Eighty-one year-old Margaret Minnick McClelland (1788-1875), a fellow church member, is not easily identified as a relative so she may have been a boarder. And 13-year-old Sarah E Stoner---one of Rebecca's nieces?
Rebecca Stoner Rosen (1838-1912), probably early 20th century.
Rebecca lived to be 74.
Their farm Maple Grove was in a community named Raphine, Virginia in Rockbridge County near the Augusta County line. The unusual name had been given to his family home by neighbor James E. A. Gibbs (1829-1902), famous as co-inventor of the Willcox Gibbs machine, a rotary hook chain-stitch sewing machine. Raphine Hall was derived from the Greek ραφις rhaphis, (also raphis and rhapis) which means needle.

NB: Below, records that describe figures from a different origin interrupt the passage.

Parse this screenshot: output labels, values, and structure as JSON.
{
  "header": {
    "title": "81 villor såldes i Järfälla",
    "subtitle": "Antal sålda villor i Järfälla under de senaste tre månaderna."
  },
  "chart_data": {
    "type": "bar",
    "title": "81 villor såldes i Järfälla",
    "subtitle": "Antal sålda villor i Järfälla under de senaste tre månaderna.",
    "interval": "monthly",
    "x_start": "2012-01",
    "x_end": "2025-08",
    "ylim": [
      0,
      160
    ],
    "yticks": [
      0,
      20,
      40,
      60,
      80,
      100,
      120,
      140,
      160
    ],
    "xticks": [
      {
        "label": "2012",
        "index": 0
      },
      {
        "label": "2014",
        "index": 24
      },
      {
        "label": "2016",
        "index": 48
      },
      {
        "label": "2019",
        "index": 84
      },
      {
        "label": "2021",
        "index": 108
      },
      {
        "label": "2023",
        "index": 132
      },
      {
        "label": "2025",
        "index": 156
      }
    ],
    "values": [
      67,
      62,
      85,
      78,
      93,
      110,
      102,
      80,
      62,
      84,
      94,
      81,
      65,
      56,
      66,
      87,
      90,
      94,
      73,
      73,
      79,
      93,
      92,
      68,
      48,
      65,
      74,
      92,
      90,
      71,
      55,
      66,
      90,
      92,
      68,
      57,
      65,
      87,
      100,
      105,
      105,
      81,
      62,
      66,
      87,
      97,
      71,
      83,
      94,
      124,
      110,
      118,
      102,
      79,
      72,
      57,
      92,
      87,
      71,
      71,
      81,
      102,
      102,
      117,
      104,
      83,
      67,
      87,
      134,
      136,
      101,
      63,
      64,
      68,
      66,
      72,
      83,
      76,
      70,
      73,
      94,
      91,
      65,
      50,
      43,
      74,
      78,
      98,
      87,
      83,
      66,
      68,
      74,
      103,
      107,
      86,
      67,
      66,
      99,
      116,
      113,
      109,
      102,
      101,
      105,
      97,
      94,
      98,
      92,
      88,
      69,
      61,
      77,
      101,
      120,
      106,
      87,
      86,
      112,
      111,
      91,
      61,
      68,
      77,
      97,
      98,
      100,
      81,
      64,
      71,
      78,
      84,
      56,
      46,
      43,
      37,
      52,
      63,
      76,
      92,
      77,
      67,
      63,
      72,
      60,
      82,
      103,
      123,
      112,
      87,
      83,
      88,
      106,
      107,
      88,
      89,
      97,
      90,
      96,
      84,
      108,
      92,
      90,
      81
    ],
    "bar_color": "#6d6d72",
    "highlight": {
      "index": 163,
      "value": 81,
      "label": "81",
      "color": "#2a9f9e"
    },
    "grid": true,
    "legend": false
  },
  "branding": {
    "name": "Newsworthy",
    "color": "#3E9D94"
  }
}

Rhapis excelsa a palm with needle-like leaves
The Rosen family at Maple Grove from Virginia Quilts
Granddaughter Margaret Rosen Fulwider Mynes (1920-2012) showed her family quilts
to the Virginia project team. She and the documenters thought the first two might
be from 1870; the one on the right from 1880. Margaret was the daughter of Grace Lola Rosen Fulwider, Rebecca's youngest.
The triple sash and cornerstone set is typical of Southern quilts made
after 1880, which is likely to be the date of all three. As Rebecca lived until
1912 these 1880-1900 quilts could all of been her work as Margaret thought.
The 1900 census captured them living with daughter Grace Lola who was 24
and a boarder. The numbers to the left of the word Virginia on Rebecca's line indicate they'd been married 44 years; she'd given birth to 7 children and 4 were still living.